Selasa, 14 Mei 2019, 23:25 WIB
Daerah Plus

LampuHijau.co.id - Pemerintah Kabupaten (Pemkab) Bogor bersama PT Antam UBPE Pongkor terus berupaya mencari mata pencaharian baru, agar warga di sekitar Gunung Pongkor berhenti melakukan aktivitas penambangan liar alias gurandil. Tewasnya dua gurandil akibat tertimpa longsor di Desa Bantarkaret belum lama ini, membuat wacana yang menguap sejak 2015 itu, kembali mengemuka.

“Sudah dilakukan sebetulnya sejak 2015. Apalagi, akan ada Geopark Pongkor yang bisa dimanfaatkan warga sekitar untuk hidup dalam sektor pertanian, pariwisata dan peternakan,” kata Bupati Bogor Ade Yasin kepada wartawan, Selasa (14/5/2019).

Baca juga : Naturalisasi Ciliwung, Bima Arya Diminta Jangan Gusur Warga Pulo Geulis

Ade pun mengakui, jika patroli gurandil yang dilakukan TNI, Polri, dan PT Antam kerap kebobolan. Menurutnya, tindakan represif tidak akan efektif untuk menghentikan aktivitas penambangan liar. “Gurandil itu lincah, selain lokasi penambangan ada di bawah tanah kan sulit dideteksi. Gurandil juga sudah tau seluk beluk Gunung Pongkor. Makanya seringkali lolos dari razia petugas,” katanya.
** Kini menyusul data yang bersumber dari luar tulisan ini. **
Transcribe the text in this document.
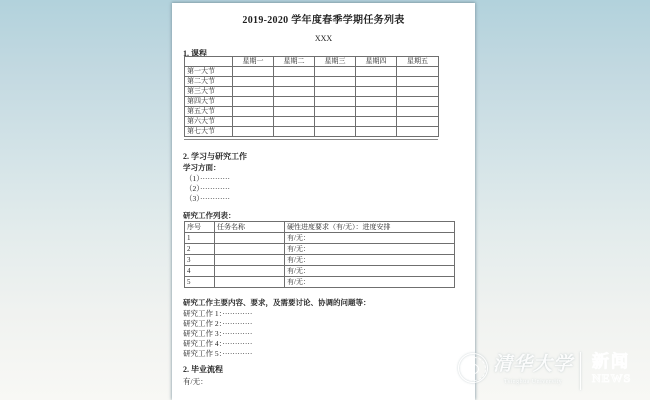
2019-2020 学年度春季学期任务列表
XXX
1. 课程
	星期一	星期二	星期三	星期四	星期五
第一大节					
第二大节					
第三大节					
第四大节					
第五大节					
第六大节					
第七大节					
2. 学习与研究工作
学习方面：
（1）············
（2）············
（3）············
研究工作列表：
序号	任务名称	硬性进度要求（有/无）：进度安排
1		有/无：
2		有/无：
3		有/无：
4		有/无：
5		有/无：
研究工作主要内容、要求，及需要讨论、协调的问题等：
研究工作 1：············
研究工作 2：············
研究工作 3：············
研究工作 4：············
研究工作 5：············
2. 毕业流程
有/无：
清华大学
Tsinghua University
新闻
NEWS
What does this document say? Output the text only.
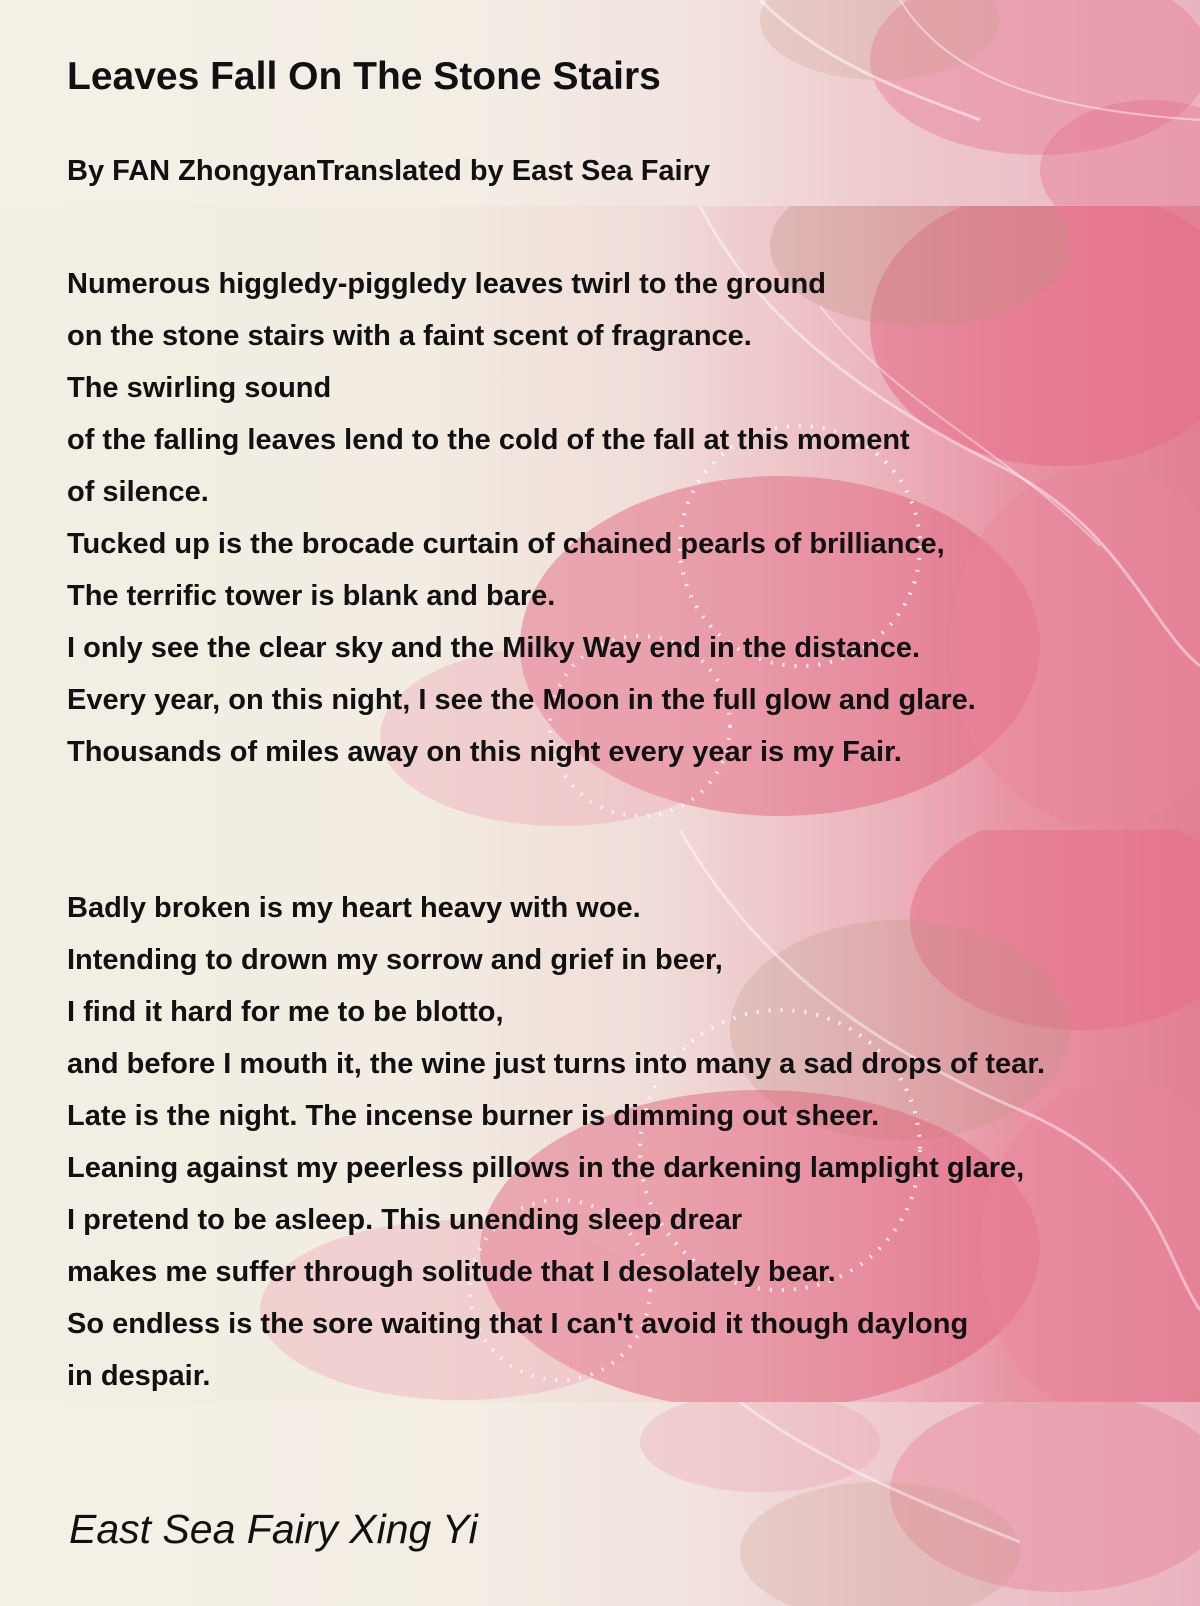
Leaves Fall On The Stone Stairs

By FAN ZhongyanTranslated by East Sea Fairy

Numerous higgledy-piggledy leaves twirl to the ground
on the stone stairs with a faint scent of fragrance.
The swirling sound
of the falling leaves lend to the cold of the fall at this moment
of silence.
Tucked up is the brocade curtain of chained pearls of brilliance,
The terrific tower is blank and bare.
I only see the clear sky and the Milky Way end in the distance.
Every year, on this night, I see the Moon in the full glow and glare.
Thousands of miles away on this night every year is my Fair.
Badly broken is my heart heavy with woe.
Intending to drown my sorrow and grief in beer,
I find it hard for me to be blotto,
and before I mouth it, the wine just turns into many a sad drops of tear.
Late is the night. The incense burner is dimming out sheer.
Leaning against my peerless pillows in the darkening lamplight glare,
I pretend to be asleep. This unending sleep drear
makes me suffer through solitude that I desolately bear.
So endless is the sore waiting that I can't avoid it though daylong
in despair.

East Sea Fairy Xing Yi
Dua korban meninggal pada longsor Minggu (12/5/2019) lalu yakni Habib (49), warga Kabupaten Brebes, Jawa Tengah; dan Yudi bin Dahong (30), warga Desa Harkatjaya, Sukajaya, Kabupaten Bogor. Sementara 6 korban selamat yakni Dede (25), warga Babakan Sawah, Desa Cisarua Kecamatan Nanggung; Dika (18), warga Babakan Sawah, Desa Cisarua, Kecamatan Nanggung. Kemudian, Nurdin (45), warga Kampung Nangela, Desa Pabangbon, Kecamatan Leuwiliang; Iwan (40), Partoni (35), dan Pulung (25), ketiganya warga Nangela, Desa Pabangbon.

Baca juga : Peduli Masyarakat, DPD Partai Golkar Kabupaten Cirebon Bagikan 1.000 Takjil

Sementara, Kepolisian mengklarifikasi soal penambang emas liar (gurandil) yang menjadi korban longsor di Gunung Pongkor bukanlah lima orang, melainkan dua orang tewas dari 8 yang menjadi korban longsor. Kapolsek Nanggung AKP Asep Saefudin mengatakan, kabar yang menyebutkan ada 5 orang tertimbun longsor dan meninggal tidak tepat.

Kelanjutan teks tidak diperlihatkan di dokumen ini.